Pour ce qui est des Ehpad, à compter de 2025, il est prévu de fusionner pour les départements volontaires, « les dépenses afférentes à la prise en charge de la dépendance de celles afférentes au soin en les regroupant dans une section unique ».

Pour remédier aux difficultés financières de l'Établissement français du sang (EFS), il est prévu de lui accorder une dotation financière eu égard à ses missions de service public.

Environnement

Les préoccupations environnementales ne sont pas étrangères à ce PLFSS. L'article 29 lance une expérimentation de deux ans visant au retraitement de « certains dispositifs médicaux à usage unique ».

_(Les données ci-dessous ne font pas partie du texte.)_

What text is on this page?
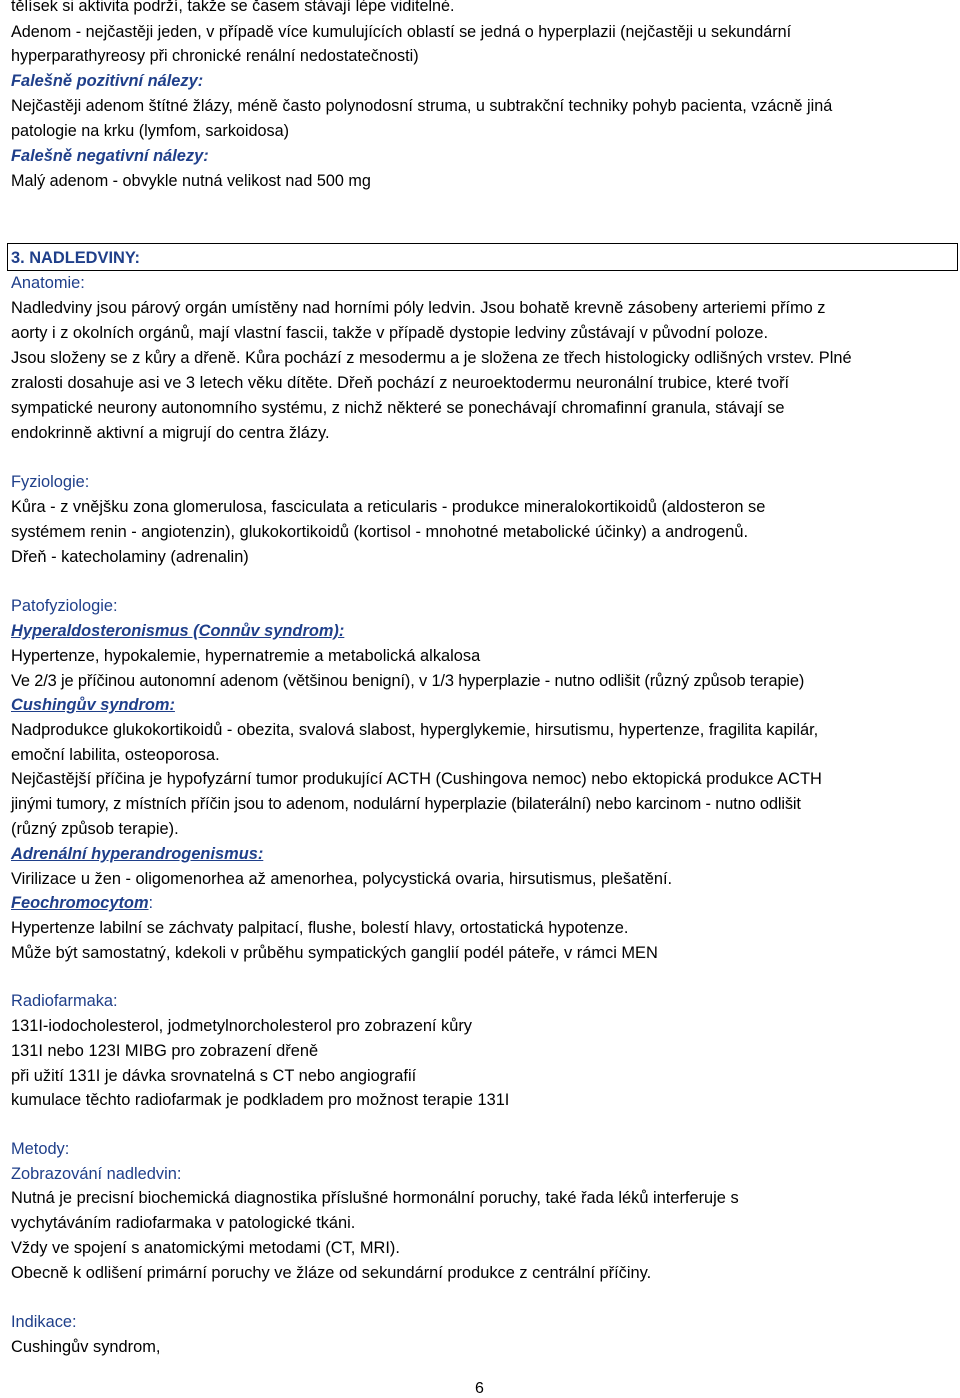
tělísek si aktivita podrží, takže se časem stávají lépe viditelné.
Adenom - nejčastěji jeden, v případě více kumulujících oblastí se jedná o hyperplazii (nejčastěji u sekundární
hyperparathyreosy při chronické renální nedostatečnosti)
Falešně pozitivní nálezy:
Nejčastěji adenom štítné žlázy, méně často polynodosní struma, u subtrakční techniky pohyb pacienta, vzácně jiná
patologie na krku (lymfom, sarkoidosa)
Falešně negativní nálezy:
Malý adenom - obvykle nutná velikost nad 500 mg
3. NADLEDVINY:
Anatomie:
Nadledviny jsou párový orgán umístěny nad horními póly ledvin. Jsou bohatě krevně zásobeny arteriemi přímo z
aorty i z okolních orgánů, mají vlastní fascii, takže v případě dystopie ledviny zůstávají v původní poloze.
Jsou složeny se z kůry a dřeně. Kůra pochází z mesodermu a je složena ze třech histologicky odlišných vrstev. Plné
zralosti dosahuje asi ve 3 letech věku dítěte. Dřeň pochází z neuroektodermu neuronální trubice, které tvoří
sympatické neurony autonomního systému, z nichž některé se ponechávají chromafinní granula, stávají se
endokrinně aktivní a migrují do centra žlázy.
Fyziologie:
Kůra - z vnějšku zona glomerulosa, fasciculata a reticularis - produkce mineralokortikoidů (aldosteron se
systémem renin - angiotenzin), glukokortikoidů (kortisol - mnohotné metabolické účinky) a androgenů.
Dřeň - katecholaminy (adrenalin)
Patofyziologie:
Hyperaldosteronismus (Connův syndrom):
Hypertenze, hypokalemie, hypernatremie a metabolická alkalosa
Ve 2/3 je příčinou autonomní adenom (většinou benigní), v 1/3 hyperplazie - nutno odlišit (různý způsob terapie)
Cushingův syndrom:
Nadprodukce glukokortikoidů - obezita, svalová slabost, hyperglykemie, hirsutismu, hypertenze, fragilita kapilár,
emoční labilita, osteoporosa.
Nejčastější příčina je hypofyzární tumor produkující ACTH (Cushingova nemoc) nebo ektopická produkce ACTH
jinými tumory, z místních příčin jsou to adenom, nodulární hyperplazie (bilaterální) nebo karcinom - nutno odlišit
(různý způsob terapie).
Adrenální hyperandrogenismus:
Virilizace u žen - oligomenorhea až amenorhea, polycystická ovaria, hirsutismus, plešatění.
Feochromocytom:
Hypertenze labilní se záchvaty palpitací, flushe, bolestí hlavy, ortostatická hypotenze.
Může být samostatný, kdekoli v průběhu sympatických ganglií podél páteře, v rámci MEN
Radiofarmaka:
131I-iodocholesterol, jodmetylnorcholesterol pro zobrazení kůry
131I nebo 123I MIBG pro zobrazení dřeně
při užití 131I je dávka srovnatelná s CT nebo angiografií
kumulace těchto radiofarmak je podkladem pro možnost terapie 131I
Metody:
Zobrazování nadledvin:
Nutná je precisní biochemická diagnostika příslušné hormonální poruchy, také řada léků interferuje s
vychytáváním radiofarmaka v patologické tkáni.
Vždy ve spojení s anatomickými metodami (CT, MRI).
Obecně k odlišení primární poruchy ve žláze od sekundární produkce z centrální příčiny.
Indikace:
Cushingův syndrom,
6
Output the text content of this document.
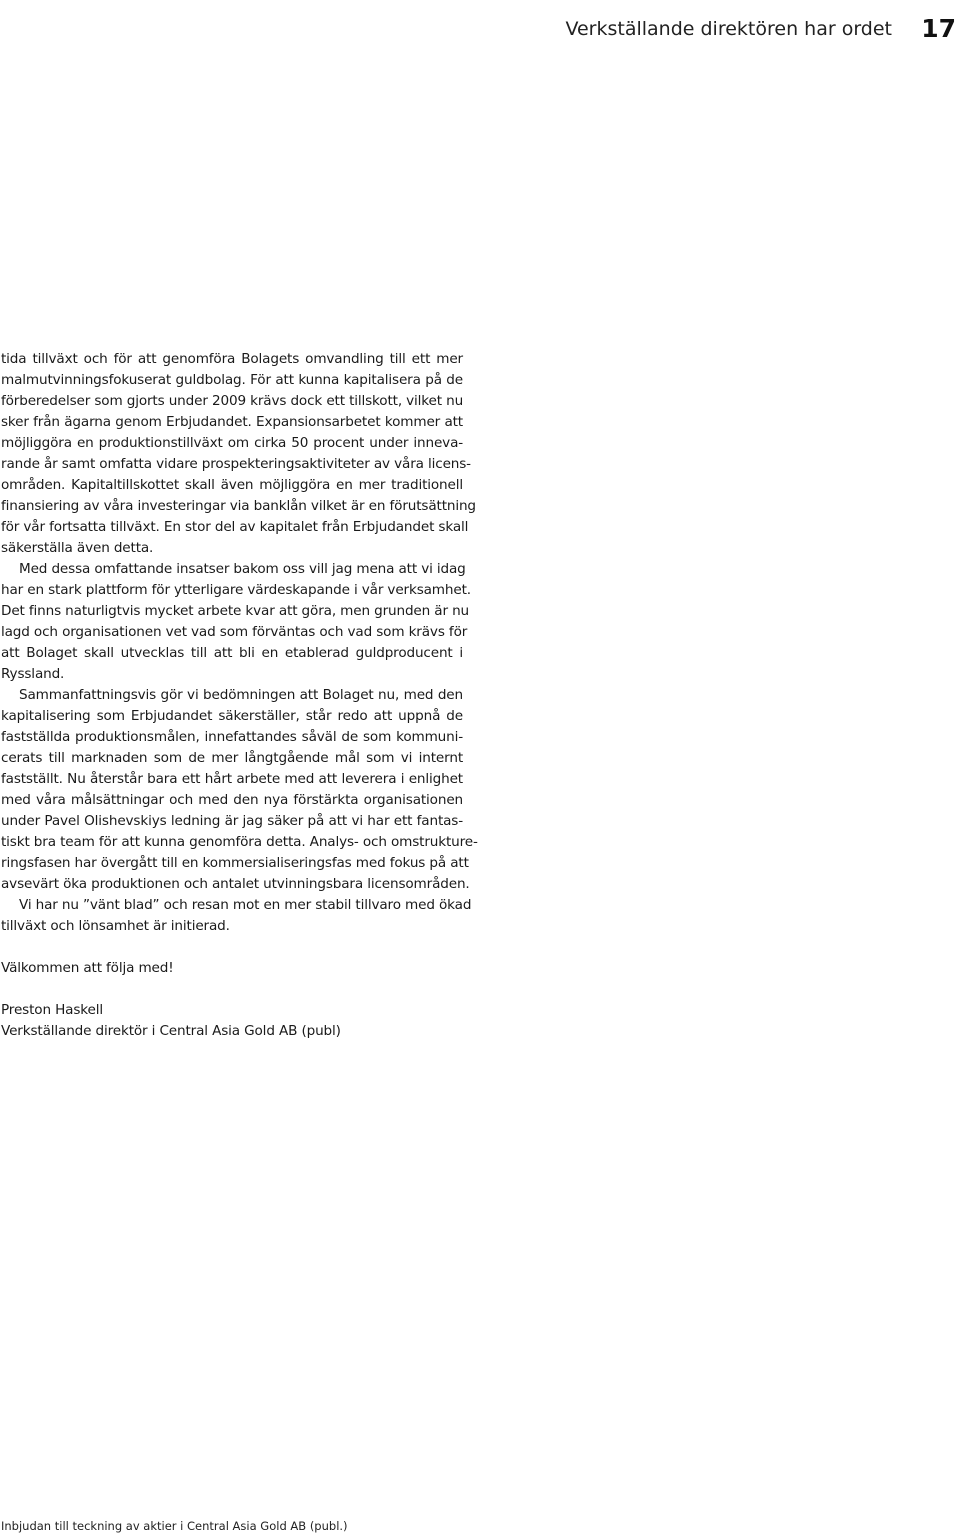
Verkställande direktören har ordet 17
tida tillväxt och för att genomföra Bolagets omvandling till ett mer
malmutvinningsfokuserat guldbolag. För att kunna kapitalisera på de
förberedelser som gjorts under 2009 krävs dock ett tillskott, vilket nu
sker från ägarna genom Erbjudandet. Expansionsarbetet kommer att
möjliggöra en produktionstillväxt om cirka 50 procent under inneva-
rande år samt omfatta vidare prospekteringsaktiviteter av våra licens-
områden. Kapitaltillskottet skall även möjliggöra en mer traditionell
finansiering av våra investeringar via banklån vilket är en förutsättning
för vår fortsatta tillväxt. En stor del av kapitalet från Erbjudandet skall
säkerställa även detta.
Med dessa omfattande insatser bakom oss vill jag mena att vi idag
har en stark plattform för ytterligare värdeskapande i vår verksamhet.
Det finns naturligtvis mycket arbete kvar att göra, men grunden är nu
lagd och organisationen vet vad som förväntas och vad som krävs för
att Bolaget skall utvecklas till att bli en etablerad guldproducent i
Ryssland.
Sammanfattningsvis gör vi bedömningen att Bolaget nu, med den
kapitalisering som Erbjudandet säkerställer, står redo att uppnå de
fastställda produktionsmålen, innefattandes såväl de som kommuni-
cerats till marknaden som de mer långtgående mål som vi internt
fastställt. Nu återstår bara ett hårt arbete med att leverera i enlighet
med våra målsättningar och med den nya förstärkta organisationen
under Pavel Olishevskiys ledning är jag säker på att vi har ett fantas-
tiskt bra team för att kunna genomföra detta. Analys- och omstrukture-
ringsfasen har övergått till en kommersialiseringsfas med fokus på att
avsevärt öka produktionen och antalet utvinningsbara licensområden.
Vi har nu ”vänt blad” och resan mot en mer stabil tillvaro med ökad
tillväxt och lönsamhet är initierad.
Välkommen att följa med!
Preston Haskell
Verkställande direktör i Central Asia Gold AB (publ)
Inbjudan till teckning av aktier i Central Asia Gold AB (publ.)
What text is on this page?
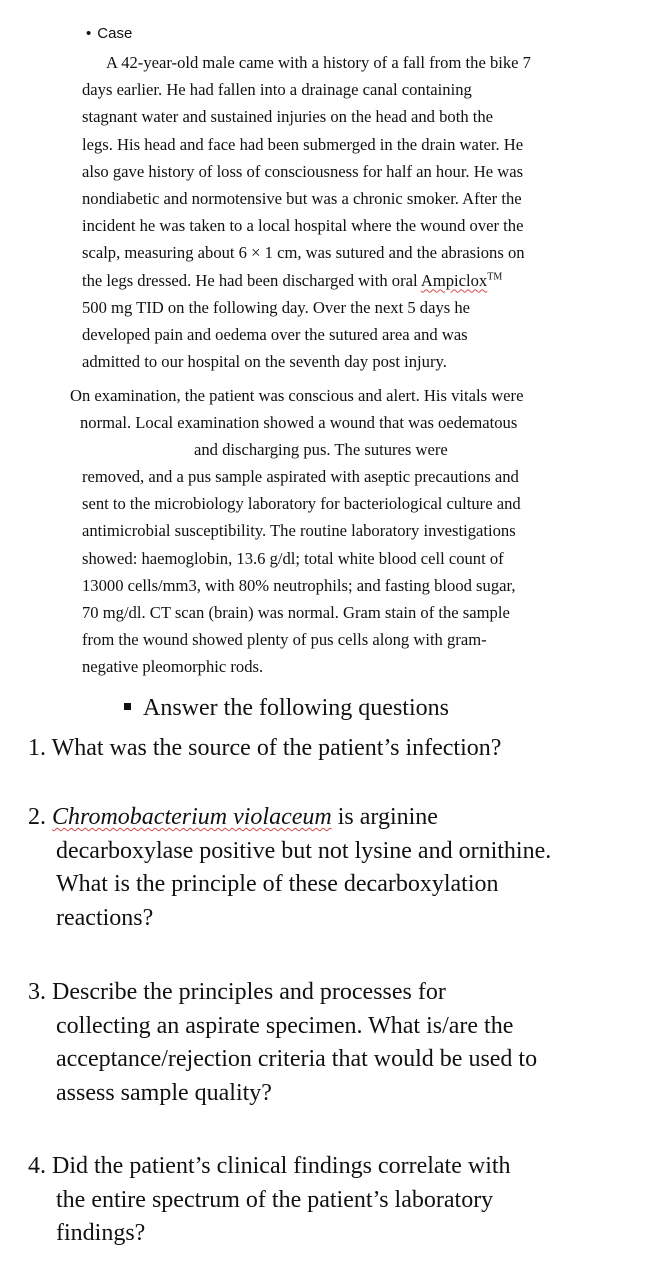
• Case
A 42-year-old male came with a history of a fall from the bike 7
days earlier. He had fallen into a drainage canal containing
stagnant water and sustained injuries on the head and both the
legs. His head and face had been submerged in the drain water. He
also gave history of loss of consciousness for half an hour. He was
nondiabetic and normotensive but was a chronic smoker. After the
incident he was taken to a local hospital where the wound over the
scalp, measuring about 6 × 1 cm, was sutured and the abrasions on
the legs dressed. He had been discharged with oral Ampiclox™
500 mg TID on the following day. Over the next 5 days he
developed pain and oedema over the sutured area and was
admitted to our hospital on the seventh day post injury.
On examination, the patient was conscious and alert. His vitals were
normal. Local examination showed a wound that was oedematous
and discharging pus. The sutures were
removed, and a pus sample aspirated with aseptic precautions and
sent to the microbiology laboratory for bacteriological culture and
antimicrobial susceptibility. The routine laboratory investigations
showed: haemoglobin, 13.6 g/dl; total white blood cell count of
13000 cells/mm3, with 80% neutrophils; and fasting blood sugar,
70 mg/dl. CT scan (brain) was normal. Gram stain of the sample
from the wound showed plenty of pus cells along with gram-
negative pleomorphic rods.
Answer the following questions
1. What was the source of the patient’s infection?
2. Chromobacterium violaceum is arginine
decarboxylase positive but not lysine and ornithine.
What is the principle of these decarboxylation
reactions?
3. Describe the principles and processes for
collecting an aspirate specimen. What is/are the
acceptance/rejection criteria that would be used to
assess sample quality?
4. Did the patient’s clinical findings correlate with
the entire spectrum of the patient’s laboratory
findings?
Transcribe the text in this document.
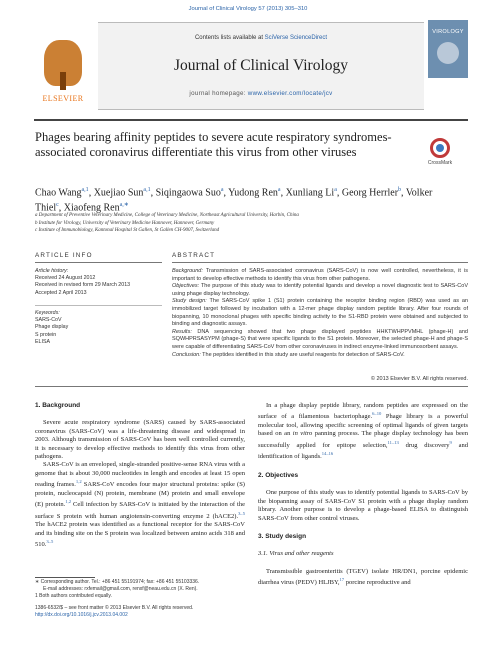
Journal of Clinical Virology 57 (2013) 305–310
ELSEVIER
Contents lists available at SciVerse ScienceDirect
Journal of Clinical Virology
journal homepage: www.elsevier.com/locate/jcv
VIROLOGY
Phages bearing affinity peptides to severe acute respiratory syndromes-associated coronavirus differentiate this virus from other viruses
CrossMark
Chao Wang$^{a,1}$, Xuejiao Sun$^{a,1}$, Siqingaowa Suo$^a$, Yudong Ren$^a$, Xunliang Li$^a$, Georg Herrler$^b$, Volker Thiel$^c$, Xiaofeng Ren$^{a,∗}$
a Department of Preventive Veterinary Medicine, College of Veterinary Medicine, Northeast Agricultural University, Harbin, China
b Institute for Virology, University of Veterinary Medicine Hannover, Hannover, Germany
c Institute of Immunobiology, Kantonal Hospital St Gallen, St Gallen CH-9007, Switzerland
ARTICLE INFO
Article history:
Received 24 August 2012
Received in revised form 29 March 2013
Accepted 2 April 2013
Keywords:
SARS-CoV
Phage display
S protein
ELISA
ABSTRACT

Background: Transmission of SARS-associated coronavirus (SARS-CoV) is now well controlled, nevertheless, it is important to develop effective methods to identify this virus from other pathogens.

Objectives: The purpose of this study was to identify potential ligands and develop a novel diagnostic test to SARS-CoV using phage display technology.

Study design: The SARS-CoV spike 1 (S1) protein containing the receptor binding region (RBD) was used as an immobilized target followed by incubation with a 12-mer phage display random peptide library. After four rounds of biopanning, 10 monoclonal phages with specific binding activity to the S1-RBD protein were obtained and subjected to binding and diagnostic assays.

Results: DNA sequencing showed that two phage displayed peptides HHKTWHPPVMHL (phage-H) and SQWHPRSASYPM (phage-S) that were specific ligands to the S1 protein. Moreover, the selected phage-H and phage-S were capable of differentiating SARS-CoV from other coronaviruses in indirect enzyme-linked immunosorbent assays.

Conclusion: The peptides identified in this study are useful reagents for detection of SARS-CoV.

© 2013 Elsevier B.V. All rights reserved.
1. Background

Severe acute respiratory syndrome (SARS) caused by SARS-associated coronavirus (SARS-CoV) was a life-threatening disease and widespread in 2003. Although transmission of SARS-CoV has been well controlled currently, it is necessary to develop effective methods to identify this virus from other pathogens.

SARS-CoV is an enveloped, single-stranded positive-sense RNA virus with a genome that is about 30,000 nucleotides in length and encodes at least 15 open reading frames.$^{1,2}$ SARS-CoV encodes four major structural proteins: spike (S) protein, nucleocapsid (N) protein, membrane (M) protein and small envelope (E) protein.$^{1,2}$ Cell infection by SARS-CoV is initiated by the interaction of the surface S protein with human angiotensin-converting enzyme 2 (hACE2).$^{3-5}$ The hACE2 protein was identified as a functional receptor for the SARS-CoV and its binding site on the S protein was localized between amino acids 318 and 510.$^{3-5}$

In a phage display peptide library, random peptides are expressed on the surface of a filamentous bacteriophage.$^{6-10}$ Phage library is a powerful molecular tool, allowing specific screening of optimal ligands of given targets based on an in vitro panning process. The phage display technology has been successfully applied for epitope selection,$^{11-13}$ drug discovery$^9$ and identification of ligands.$^{14-16}$

2. Objectives

One purpose of this study was to identify potential ligands to SARS-CoV by the biopanning assay of SARS-CoV S1 protein with a phage display random library. Another purpose is to develop a phage-based ELISA to distinguish SARS-CoV from other control viruses.

3. Study design
3.1. Virus and other reagents

Transmissible gastroenteritis (TGEV) isolate HR/DN1, porcine epidemic diarrhea virus (PEDV) HLJBY,$^{17}$ porcine reproductive and

∗ Corresponding author. Tel.: +86 451 55191974; fax: +86 451 55103336.
E-mail addresses: rxfemail@gmail.com, renxf@neau.edu.cn (X. Ren).
1 Both authors contributed equally.
1386-6532/$ – see front matter © 2013 Elsevier B.V. All rights reserved.
http://dx.doi.org/10.1016/j.jcv.2013.04.002
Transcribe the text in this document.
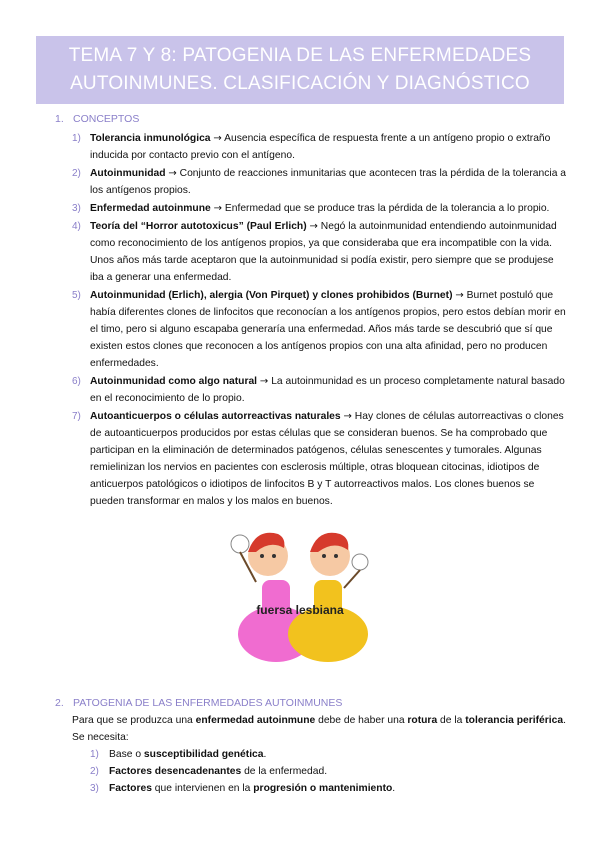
TEMA 7 Y 8: PATOGENIA DE LAS ENFERMEDADES
AUTOINMUNES. CLASIFICACIÓN Y DIAGNÓSTICO
1. CONCEPTOS
1) Tolerancia inmunológica → Ausencia específica de respuesta frente a un antígeno propio o extraño inducida por contacto previo con el antígeno.
2) Autoinmunidad → Conjunto de reacciones inmunitarias que acontecen tras la pérdida de la tolerancia a los antígenos propios.
3) Enfermedad autoinmune → Enfermedad que se produce tras la pérdida de la tolerancia a lo propio.
4) Teoría del “Horror autotoxicus” (Paul Erlich) → Negó la autoinmunidad entendiendo autoinmunidad como reconocimiento de los antígenos propios, ya que consideraba que era incompatible con la vida. Unos años más tarde aceptaron que la autoinmunidad si podía existir, pero siempre que se produjese iba a generar una enfermedad.
5) Autoinmunidad (Erlich), alergia (Von Pirquet) y clones prohibidos (Burnet) → Burnet postuló que había diferentes clones de linfocitos que reconocían a los antígenos propios, pero estos debían morir en el timo, pero si alguno escapaba generaría una enfermedad. Años más tarde se descubrió que sí que existen estos clones que reconocen a los antígenos propios con una alta afinidad, pero no producen enfermedades.
6) Autoinmunidad como algo natural → La autoinmunidad es un proceso completamente natural basado en el reconocimiento de lo propio.
7) Autoanticuerpos o células autorreactivas naturales → Hay clones de células autorreactivas o clones de autoanticuerpos producidos por estas células que se consideran buenos. Se ha comprobado que participan en la eliminación de determinados patógenos, células senescentes y tumorales. Algunas remielinizan los nervios en pacientes con esclerosis múltiple, otras bloquean citocinas, idiotipos de anticuerpos patológicos o idiotipos de linfocitos B y T autorreactivos malos. Los clones buenos se pueden transformar en malos y los malos en buenos.
fuersa lesbiana
2. PATOGENIA DE LAS ENFERMEDADES AUTOINMUNES
Para que se produzca una enfermedad autoinmune debe de haber una rotura de la tolerancia periférica. Se necesita:
1) Base o susceptibilidad genética.
2) Factores desencadenantes de la enfermedad.
3) Factores que intervienen en la progresión o mantenimiento.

L'article 30 encourage le développement des transports partagés : « La mesure concerne les transports programmés uniquement, et prévoit que, lorsque le transport partagé est jugé compatible avec l’état de santé du patient et que le transporteur a été en capacité de proposer un transport partagé au patient, si le patient le refuse, il doit faire l’avance de frais et ne sera remboursé par l’assurance maladie que sur la base du tarif de transport partagé. »

Le PLFFS sera discuté à l'Assemblée nationale à la mi-octobre.